Russell this is a real treat for me. As I briefly mentioned to you, I have been a big fan of yours for a long time. It’s very rewarding to finally see the book that you’ve put out – Workarounds – that now I think will expose the world to the kind of work that you do. I thought it would be a good starting point to kind of get your perspective on what really inspired you to write this book?
Thanks, Moe, I appreciate the opportunity to chat with you. In terms of what sits behind this book, I spent 35 years in organizations working with individuals and teams but mostly with teams on how do you make your plans real. It’s one thing to have a good plan. It’s another thing to execute it.
In the process of doing that especially in medium and large sized organizations, there is all these roadblocks. Things you have to overcome inside your organization. If you have a small business, you may have to workaround the roadblocks of the big business you’re trying to sell to. Workarounds has just been a natural theme of what I’ve been doing. When the economy cratered, some of my clients started really hurting in the notion that we lost a lot of jobs but the work didn’t go away.
Those of you who are working in jobs have probably noticed you got the work of two or three people to do; hurdles and barriers and complex systems and inappropriate processes and maybe just plain old resistance from fatigue of other people is in the way. So I think that it was a timely book. My publisher wanted it done in a fast track so we cranked it up and here it is.

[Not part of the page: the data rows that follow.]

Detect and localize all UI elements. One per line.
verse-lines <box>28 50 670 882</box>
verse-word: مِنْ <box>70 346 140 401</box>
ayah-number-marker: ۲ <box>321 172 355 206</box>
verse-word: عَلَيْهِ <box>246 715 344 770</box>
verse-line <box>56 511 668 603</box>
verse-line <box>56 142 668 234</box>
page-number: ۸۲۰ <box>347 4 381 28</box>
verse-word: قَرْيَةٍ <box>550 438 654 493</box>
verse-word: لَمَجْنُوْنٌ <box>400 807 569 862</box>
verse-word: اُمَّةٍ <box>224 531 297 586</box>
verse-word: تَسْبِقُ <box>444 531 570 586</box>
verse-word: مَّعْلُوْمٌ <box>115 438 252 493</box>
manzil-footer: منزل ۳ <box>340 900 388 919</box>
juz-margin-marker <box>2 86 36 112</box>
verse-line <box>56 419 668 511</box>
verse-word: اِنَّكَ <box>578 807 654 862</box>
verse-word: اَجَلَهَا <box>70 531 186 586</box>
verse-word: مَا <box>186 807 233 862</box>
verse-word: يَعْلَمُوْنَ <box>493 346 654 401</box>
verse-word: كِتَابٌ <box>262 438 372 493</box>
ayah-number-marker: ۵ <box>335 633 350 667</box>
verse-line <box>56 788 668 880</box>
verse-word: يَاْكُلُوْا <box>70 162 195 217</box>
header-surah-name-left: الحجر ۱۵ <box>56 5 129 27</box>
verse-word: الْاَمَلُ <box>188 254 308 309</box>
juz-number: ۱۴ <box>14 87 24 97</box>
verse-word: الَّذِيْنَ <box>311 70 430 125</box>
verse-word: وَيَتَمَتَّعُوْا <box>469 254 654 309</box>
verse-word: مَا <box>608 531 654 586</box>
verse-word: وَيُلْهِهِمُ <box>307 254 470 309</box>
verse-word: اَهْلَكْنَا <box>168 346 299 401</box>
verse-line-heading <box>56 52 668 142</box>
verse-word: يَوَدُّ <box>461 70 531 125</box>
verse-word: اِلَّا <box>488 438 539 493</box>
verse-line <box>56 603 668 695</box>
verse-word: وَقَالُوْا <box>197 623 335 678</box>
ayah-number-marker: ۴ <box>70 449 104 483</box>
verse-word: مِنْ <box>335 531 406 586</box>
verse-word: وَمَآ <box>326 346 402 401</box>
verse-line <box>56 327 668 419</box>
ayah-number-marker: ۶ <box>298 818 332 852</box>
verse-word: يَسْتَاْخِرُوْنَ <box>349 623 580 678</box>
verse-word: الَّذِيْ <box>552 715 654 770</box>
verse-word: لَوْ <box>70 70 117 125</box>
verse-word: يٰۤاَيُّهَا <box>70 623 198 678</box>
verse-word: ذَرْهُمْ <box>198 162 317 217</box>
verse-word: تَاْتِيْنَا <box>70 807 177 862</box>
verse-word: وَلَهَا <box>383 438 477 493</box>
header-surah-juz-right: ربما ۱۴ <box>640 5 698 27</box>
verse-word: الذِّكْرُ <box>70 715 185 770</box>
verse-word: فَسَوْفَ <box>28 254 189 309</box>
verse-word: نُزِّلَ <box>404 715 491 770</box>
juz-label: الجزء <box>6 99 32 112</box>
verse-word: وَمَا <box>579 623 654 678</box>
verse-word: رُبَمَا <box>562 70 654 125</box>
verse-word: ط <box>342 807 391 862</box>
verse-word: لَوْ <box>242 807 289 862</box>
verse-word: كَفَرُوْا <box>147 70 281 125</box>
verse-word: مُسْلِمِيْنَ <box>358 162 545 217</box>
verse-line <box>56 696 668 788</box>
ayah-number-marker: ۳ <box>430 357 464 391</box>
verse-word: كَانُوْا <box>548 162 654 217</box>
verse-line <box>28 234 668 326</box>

Good for all of us. Russell, I was explaining to somebody yesterday, that tech enthusiasts use the term hack to define a quick way to build something. I gave a really good friend of mine the book the other day, and he was wrapping his arm around it when he asked, what is a workaround? So I try to use the word hack to say it’s similar to that but it’s a more effective way to get things done. Would you say that Workarounds is a similar philosophy?
Yeah. They come in flavors. The original bug in the computer world was actually a bug. It was moth that had flown into a relay on an old IBM mainframe. When they found it, they literally taped it in the logbook and called it a bug. That’s where the term computer bug came from.
As bugs proliferated, workarounds were temporary patches and they would either get over the bug in your system. They were characterized as temporarily effective, but fragile. There were these temporary fixes that you really needed to do some larger work on. That’s kind of one way to think about it.
In today’s world, however, it may not be so much as a temporary fix; kind of like a jerry rig sale, you know, if your mast breaks, you got to get something up. You wouldn’t want to try to sail across the ocean on a jerry rig but it does get you moving.
The notion that a workaround gets you moving is kind of a common denominator. But in today’s world, you may workaround a complex process to find an even simpler one that is both stable and effective. I think that’s where we’re really trying to move is how do you get simple stable and effective in place as much as you can.